When to Seek Urgent Medical Attention

It is vital for individuals, especially those in close proximity to others diagnosed with meningitis, to be vigilant and monitor for worrying symptoms, even if they have received a vaccination.

Rob Galloway, an emergency medicine consultant and columnist, emphasised that vaccinations offer protection against certain strains but not all. “Just because someone has had the meningitis jab, doesn’t mean they won’t get meningitis – because the vaccines offer some protection against certain causes of meningitis, but not all.”

Early intervention is crucial. Waiting for the characteristic red rash that doesn’t fade under pressure (a sign that the infection has spread from the brain into the body) can be too late.

Early warning signs can include:

  • Fever
  • Confusion
  • Muscle and joint pain
  • Coughs and sneezes

Later signs, potentially indicating sepsis, may include:

  • A rash or spots. A 2006 study in The Lancet found that a rash might not appear until 12 to 22 hours after initial symptoms.
  • Leg pains
  • Cold hands and feet
  • Pale and mottled skin
  • Vomiting

Professor Galloway stressed the urgency: “There really is no time to wait. If you have been in close proximity to others who have been diagnosed, and have symptoms that resemble a cold, go to a GP, dial 111 or head to A&E immediately.”

Context is also important. While sniffles at a university without an outbreak might be less concerning, the presence of a fever, aches, and pains, especially at a university experiencing an outbreak like the University of Kent, warrants immediate health advice and potentially preventative antibiotics.

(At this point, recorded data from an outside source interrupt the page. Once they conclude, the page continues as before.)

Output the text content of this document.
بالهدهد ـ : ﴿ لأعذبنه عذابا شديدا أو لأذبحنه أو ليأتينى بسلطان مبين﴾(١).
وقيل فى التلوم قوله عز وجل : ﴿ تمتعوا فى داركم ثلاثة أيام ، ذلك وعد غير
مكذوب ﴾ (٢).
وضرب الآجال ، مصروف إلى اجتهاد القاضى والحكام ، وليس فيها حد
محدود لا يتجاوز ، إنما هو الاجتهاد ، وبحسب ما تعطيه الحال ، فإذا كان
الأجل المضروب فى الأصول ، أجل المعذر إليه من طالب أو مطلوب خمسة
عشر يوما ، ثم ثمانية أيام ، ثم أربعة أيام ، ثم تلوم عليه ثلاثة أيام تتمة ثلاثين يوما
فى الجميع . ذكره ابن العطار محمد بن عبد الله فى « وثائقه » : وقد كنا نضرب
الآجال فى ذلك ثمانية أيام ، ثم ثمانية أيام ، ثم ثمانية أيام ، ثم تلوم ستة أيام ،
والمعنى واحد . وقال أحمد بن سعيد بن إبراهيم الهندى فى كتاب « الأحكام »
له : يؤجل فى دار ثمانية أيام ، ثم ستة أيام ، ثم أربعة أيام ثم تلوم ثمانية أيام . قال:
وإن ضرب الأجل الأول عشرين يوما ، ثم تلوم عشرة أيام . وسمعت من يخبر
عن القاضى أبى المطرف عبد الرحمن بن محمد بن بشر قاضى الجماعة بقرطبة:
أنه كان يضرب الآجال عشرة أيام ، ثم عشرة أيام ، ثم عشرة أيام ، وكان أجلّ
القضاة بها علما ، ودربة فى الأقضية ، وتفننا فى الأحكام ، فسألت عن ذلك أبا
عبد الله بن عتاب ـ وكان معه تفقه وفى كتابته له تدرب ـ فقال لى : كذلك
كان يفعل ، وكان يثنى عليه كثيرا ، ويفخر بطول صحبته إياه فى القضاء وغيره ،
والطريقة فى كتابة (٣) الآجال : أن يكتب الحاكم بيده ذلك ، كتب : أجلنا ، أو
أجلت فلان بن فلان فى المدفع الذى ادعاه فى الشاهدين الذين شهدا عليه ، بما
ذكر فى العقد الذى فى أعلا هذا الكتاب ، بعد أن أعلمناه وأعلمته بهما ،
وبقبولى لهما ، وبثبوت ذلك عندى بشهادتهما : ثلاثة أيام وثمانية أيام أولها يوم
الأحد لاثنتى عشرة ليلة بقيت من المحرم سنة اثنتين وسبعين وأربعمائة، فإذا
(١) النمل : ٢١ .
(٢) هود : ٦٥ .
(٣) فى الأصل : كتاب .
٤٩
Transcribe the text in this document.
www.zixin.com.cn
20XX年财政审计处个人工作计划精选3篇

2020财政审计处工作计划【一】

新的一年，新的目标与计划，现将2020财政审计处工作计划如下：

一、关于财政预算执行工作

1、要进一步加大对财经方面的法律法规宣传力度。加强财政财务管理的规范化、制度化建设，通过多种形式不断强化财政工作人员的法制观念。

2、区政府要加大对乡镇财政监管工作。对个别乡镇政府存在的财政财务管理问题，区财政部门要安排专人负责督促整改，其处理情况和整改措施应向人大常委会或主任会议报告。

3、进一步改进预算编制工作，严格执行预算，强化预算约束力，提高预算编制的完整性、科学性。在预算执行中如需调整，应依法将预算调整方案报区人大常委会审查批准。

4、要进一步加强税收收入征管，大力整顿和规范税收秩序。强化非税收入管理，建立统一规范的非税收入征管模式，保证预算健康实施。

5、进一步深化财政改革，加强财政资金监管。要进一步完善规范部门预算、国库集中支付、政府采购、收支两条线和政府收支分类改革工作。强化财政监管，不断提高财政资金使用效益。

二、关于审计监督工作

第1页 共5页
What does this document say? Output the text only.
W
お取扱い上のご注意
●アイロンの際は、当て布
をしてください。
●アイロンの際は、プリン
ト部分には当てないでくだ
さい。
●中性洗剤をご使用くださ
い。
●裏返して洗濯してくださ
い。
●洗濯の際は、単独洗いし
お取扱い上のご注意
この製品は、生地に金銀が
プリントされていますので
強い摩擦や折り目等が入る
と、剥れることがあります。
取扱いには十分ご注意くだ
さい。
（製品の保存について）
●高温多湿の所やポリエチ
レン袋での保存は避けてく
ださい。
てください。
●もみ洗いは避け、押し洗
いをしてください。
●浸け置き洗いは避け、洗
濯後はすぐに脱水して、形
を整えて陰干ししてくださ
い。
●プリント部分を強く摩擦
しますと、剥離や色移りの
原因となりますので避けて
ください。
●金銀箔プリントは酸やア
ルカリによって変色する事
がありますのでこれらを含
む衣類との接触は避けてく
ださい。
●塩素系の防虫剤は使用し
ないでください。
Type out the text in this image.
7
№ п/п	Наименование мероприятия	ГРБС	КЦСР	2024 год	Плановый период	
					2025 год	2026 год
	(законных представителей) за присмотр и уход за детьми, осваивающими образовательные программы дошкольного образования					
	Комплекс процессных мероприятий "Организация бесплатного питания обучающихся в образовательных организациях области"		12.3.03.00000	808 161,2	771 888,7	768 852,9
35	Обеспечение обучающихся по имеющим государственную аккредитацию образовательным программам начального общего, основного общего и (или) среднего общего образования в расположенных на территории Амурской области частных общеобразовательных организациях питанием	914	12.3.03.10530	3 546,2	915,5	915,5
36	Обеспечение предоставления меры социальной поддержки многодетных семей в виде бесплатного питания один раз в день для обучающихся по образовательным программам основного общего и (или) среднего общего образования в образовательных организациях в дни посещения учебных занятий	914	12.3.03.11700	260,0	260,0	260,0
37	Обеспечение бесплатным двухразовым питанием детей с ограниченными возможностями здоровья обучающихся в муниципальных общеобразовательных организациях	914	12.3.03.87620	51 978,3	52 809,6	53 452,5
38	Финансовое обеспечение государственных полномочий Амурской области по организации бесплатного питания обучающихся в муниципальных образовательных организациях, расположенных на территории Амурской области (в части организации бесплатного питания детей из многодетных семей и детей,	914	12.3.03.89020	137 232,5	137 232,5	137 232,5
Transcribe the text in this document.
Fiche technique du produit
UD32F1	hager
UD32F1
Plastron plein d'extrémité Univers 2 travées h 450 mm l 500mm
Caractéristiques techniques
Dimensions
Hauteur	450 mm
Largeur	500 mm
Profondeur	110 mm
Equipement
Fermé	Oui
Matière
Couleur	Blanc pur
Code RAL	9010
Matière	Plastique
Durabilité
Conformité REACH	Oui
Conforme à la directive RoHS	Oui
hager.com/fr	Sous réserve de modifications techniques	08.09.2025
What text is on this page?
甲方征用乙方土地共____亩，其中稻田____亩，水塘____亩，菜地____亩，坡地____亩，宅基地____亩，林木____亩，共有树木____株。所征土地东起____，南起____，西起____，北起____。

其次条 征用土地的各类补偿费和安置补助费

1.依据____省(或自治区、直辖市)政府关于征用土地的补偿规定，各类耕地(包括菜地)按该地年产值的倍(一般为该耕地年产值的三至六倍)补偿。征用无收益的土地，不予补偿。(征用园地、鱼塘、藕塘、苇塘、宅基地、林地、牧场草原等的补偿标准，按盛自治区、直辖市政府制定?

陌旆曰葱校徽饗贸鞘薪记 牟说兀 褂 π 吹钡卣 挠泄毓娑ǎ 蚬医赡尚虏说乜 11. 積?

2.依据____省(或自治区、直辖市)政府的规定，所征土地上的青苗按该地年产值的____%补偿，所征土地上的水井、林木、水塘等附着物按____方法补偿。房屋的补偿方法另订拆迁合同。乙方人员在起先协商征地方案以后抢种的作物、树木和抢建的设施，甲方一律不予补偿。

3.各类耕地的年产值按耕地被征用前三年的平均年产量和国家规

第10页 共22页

Risks in Shared Student Accommodation

Given that the infection spreads through saliva and droplets, shared living spaces present a potential transmission risk. Professor Galloway advised: “The infection is spread via saliva and droplets, so it can be transmitted via shared utensils, cutlery, cups and even toothbrushes. Try to use your own utensils and keep surfaces clean and tidy, though the risk is low.” Sharing cigarettes is also strongly discouraged.

The Role of Masks in University Settings

Professor Galloway suggested that wearing a mask could help reduce the likelihood of spreading the bacteria, especially in crowded areas. He noted it might be a sensible precaution for students at universities experiencing outbreaks, though not necessarily a universal requirement for all students everywhere.

Protecting Your Child Against Meningitis

Vaccination remains a cornerstone of protection.

  • ACWY Vaccine: This vaccine protects against four strains of meningococcal bacteria (A, C, W, and Y). It is typically offered to teenagers at 14 years old and to individuals up to age 25 who haven’t received a meningitis C vaccine. However, uptake of the ACWY vaccine among adolescents is around 73%, meaning a significant number of students remain unvaccinated, potentially diminishing herd immunity.
  • Meningitis B Vaccine: Meningitis B is the most common cause of bacterial meningitis in the UK. While a vaccine exists, the NHS primarily offers it to infants and individuals with specific underlying medical conditions. For others, it is available through private clinics and pharmacies. A full course typically involves two doses, usually administered a month apart, and can cost up to £200.

Should You Consider the MenB Vaccine Privately?

Professor Galloway considers it a worthwhile preventative measure. He indicated that he plans to arrange the MenB vaccination for his own children before they attend college.